Se preparó para salir sin saber muy bien adónde iba. A veces lo hacía por costumbre, otras por necesidad. Esa noche, simplemente, no quería seguir esperando. Esperar mensajes, esperanzas, excusas, gestos tibios. Había pasado tanto tiempo esperando algo de los demás —de sus amigas, de Tomás, de la vida misma— que ya ni recordaba cómo era actuar sin mirar el reloj de otro.

El teléfono seguía mudo sobre la mesa…

Entonces entendió que el silencio también es una respuesta.

Tomás había sido su refugio durante un tiempo, pero se había vuelto una casa sin puertas ni ventanas. Lo quería, claro, pero había dejado de verlo como compañero. Ella necesitaba un cómplice; alguien que la impulsara a hacer, a moverse, a probar. Juntos. No un testigo pasivo de sus intentos. Queria alguien con quien compartir los momentos y deseos mas locos. Pero Tomás, con su aire bohemio y su guitarra gastada, parecía vivir en otro compás.

A él le alcanzaba con estar; a Bianca no.

A sus treinta y ocho años, la idea de empezar de nuevo en un mundo incierto, de bares, de modas vacías y fugaces para tener una cita, la agotaba solo de imaginarlo. Dedicarse a la música era un sueño hermoso, pero ella ya sabía que no todos los sueños se sostienen con amor. A veces se necesita disciplina, y otras, simplemente, otro tipo de vida.

Esa tarde le escribió a sus amigos.

—¿Nos vemos en algún bar? Podríamos ir a algún piano bar, que ahora está de moda, y ver qué onda.

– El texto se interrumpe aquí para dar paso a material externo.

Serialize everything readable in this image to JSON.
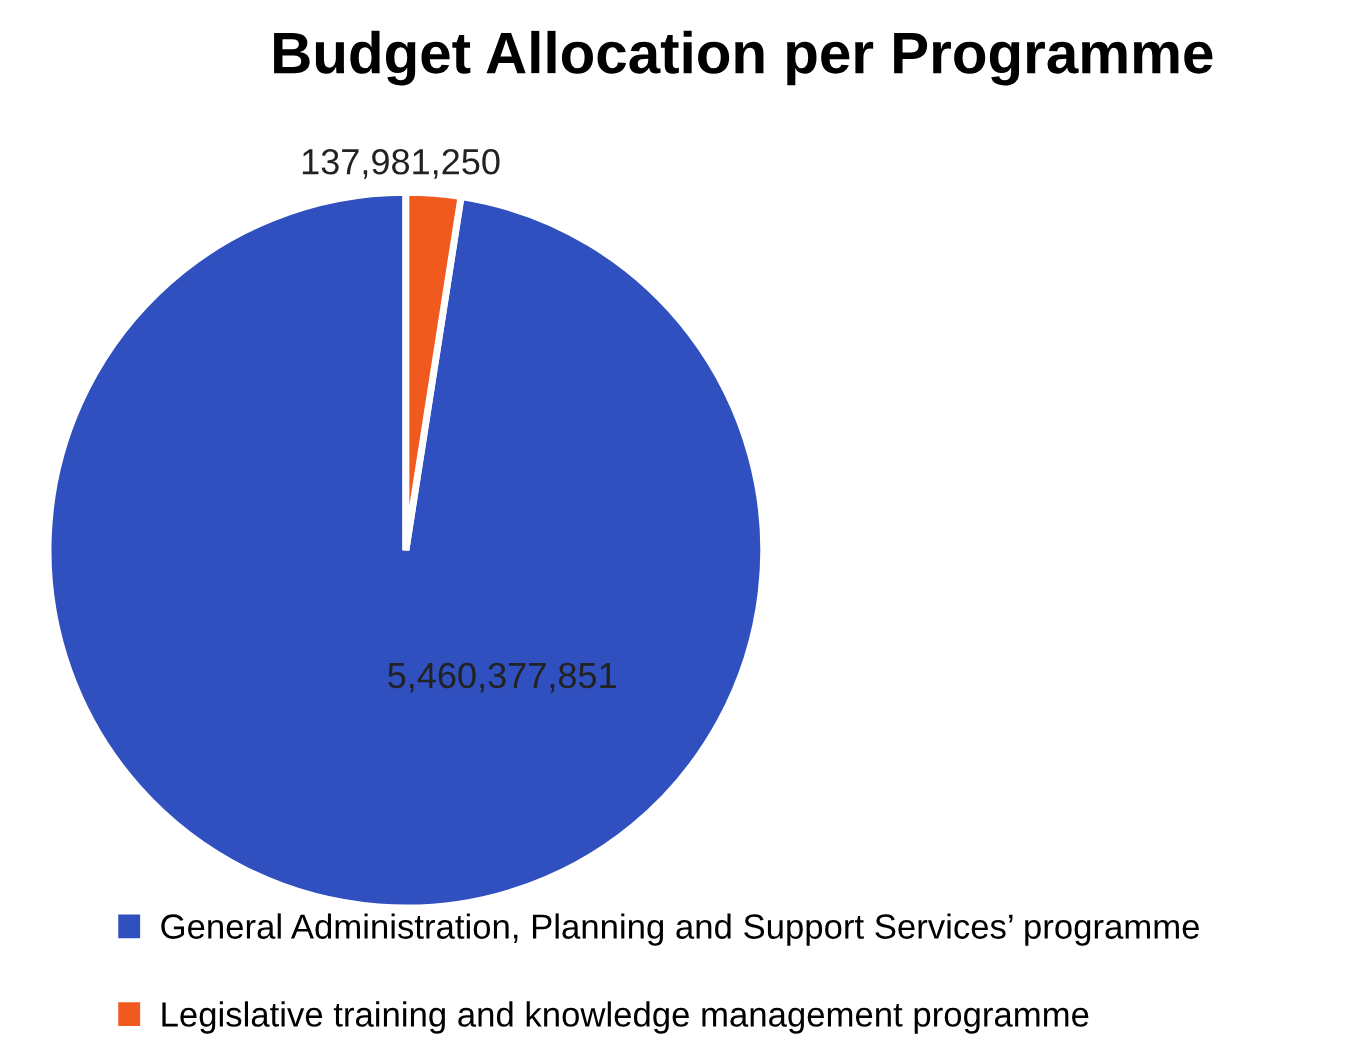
{
  "chart_data": {
    "type": "pie",
    "title": "Budget Allocation per Programme",
    "categories": [
      "General Administration, Planning and Support Services’ programme",
      "Legislative training and knowledge management programme"
    ],
    "values": [
      5460377851,
      137981250
    ],
    "value_labels": [
      "5,460,377,851",
      "137,981,250"
    ],
    "colors": [
      "#2f50be",
      "#f05a1e"
    ],
    "legend": "bottom"
  }
}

Estuvieron toda la tarde casi sin emitir opiniones. Las chicas parecían no tener ganas de salir de casa, así que Bianca, sin muchas explicaciones que dar ante semejante acto de indiferencia, puso algo de música que la inspirara a elegir un lugar, se vistió y salió. Llevaba un total black que realzaba sus rulos colorados y le daba una onda que le encantaba cuando se miraba al espejo. Salir sola implicaba vestirse igual que si lo hiciera acompañada; siempre decía que una debía estar conforme consigo misma, aunque la salida fuera en solitario. Usaba medias largas negras, otras de algodón blanco encima, y borcegos, una pollera de cuero y una remera con estampas rockeras. Decidió cortar con tanto negro sumando una campera de corderito blanco, casi como un tapado. Agarró su cartera, encendió la tuca que quedaba en el cenicero y salió, saludando brevemente y a la distancia a Tomás, que cantaba con sus auriculares puestos.

Salió a caminar por Palermo, como si el barrio fuera una extensión de lo que quería sentir: liviandad. Ahí todo tenía una estética casualmente cuidada: las mesas estilo vintage en la vereda, la música que se colaba desde las ventanas, los diarios viejos convertidos en decoración de calles empedradas. En cada ventana parecía haber una realidad diferente, mientras que en algunas calles solo encontraba oscuridad y silencio. 

La gente vivía, y lo hacía a su manera. 

Le gustaba mirarla reír, pasar de una charla profunda a una pavada, compartir una cerveza o un fernet en una botella cortada que circulaba de mano en mano. Ese tipo de espontaneidad la llenaba. Admiraba desde lo más profundo esa liviandad con la que cada uno estaba en su propio mundo, sin importar el qué diran.

Todo era colorido, vibrante, como una película europea antigua: estampados imposibles, banderines colgados en la entrada de alguna casa, el humo de la marihuana, y conversaciones que se mezclaban con la música de fondo. Bianca amaba esa sensación de que nada estaba del todo planeado, pero todo funcionaba igual. Los planes “de entre casa”, decía ella. Donde uno podía llegar, quedarse o irse, sin dramas ni tantas explicaciones.

Y entre una risa y otra, pensó que tal vez eso era la libertad: dejar de esperar que alguien te invite a tu propia vida.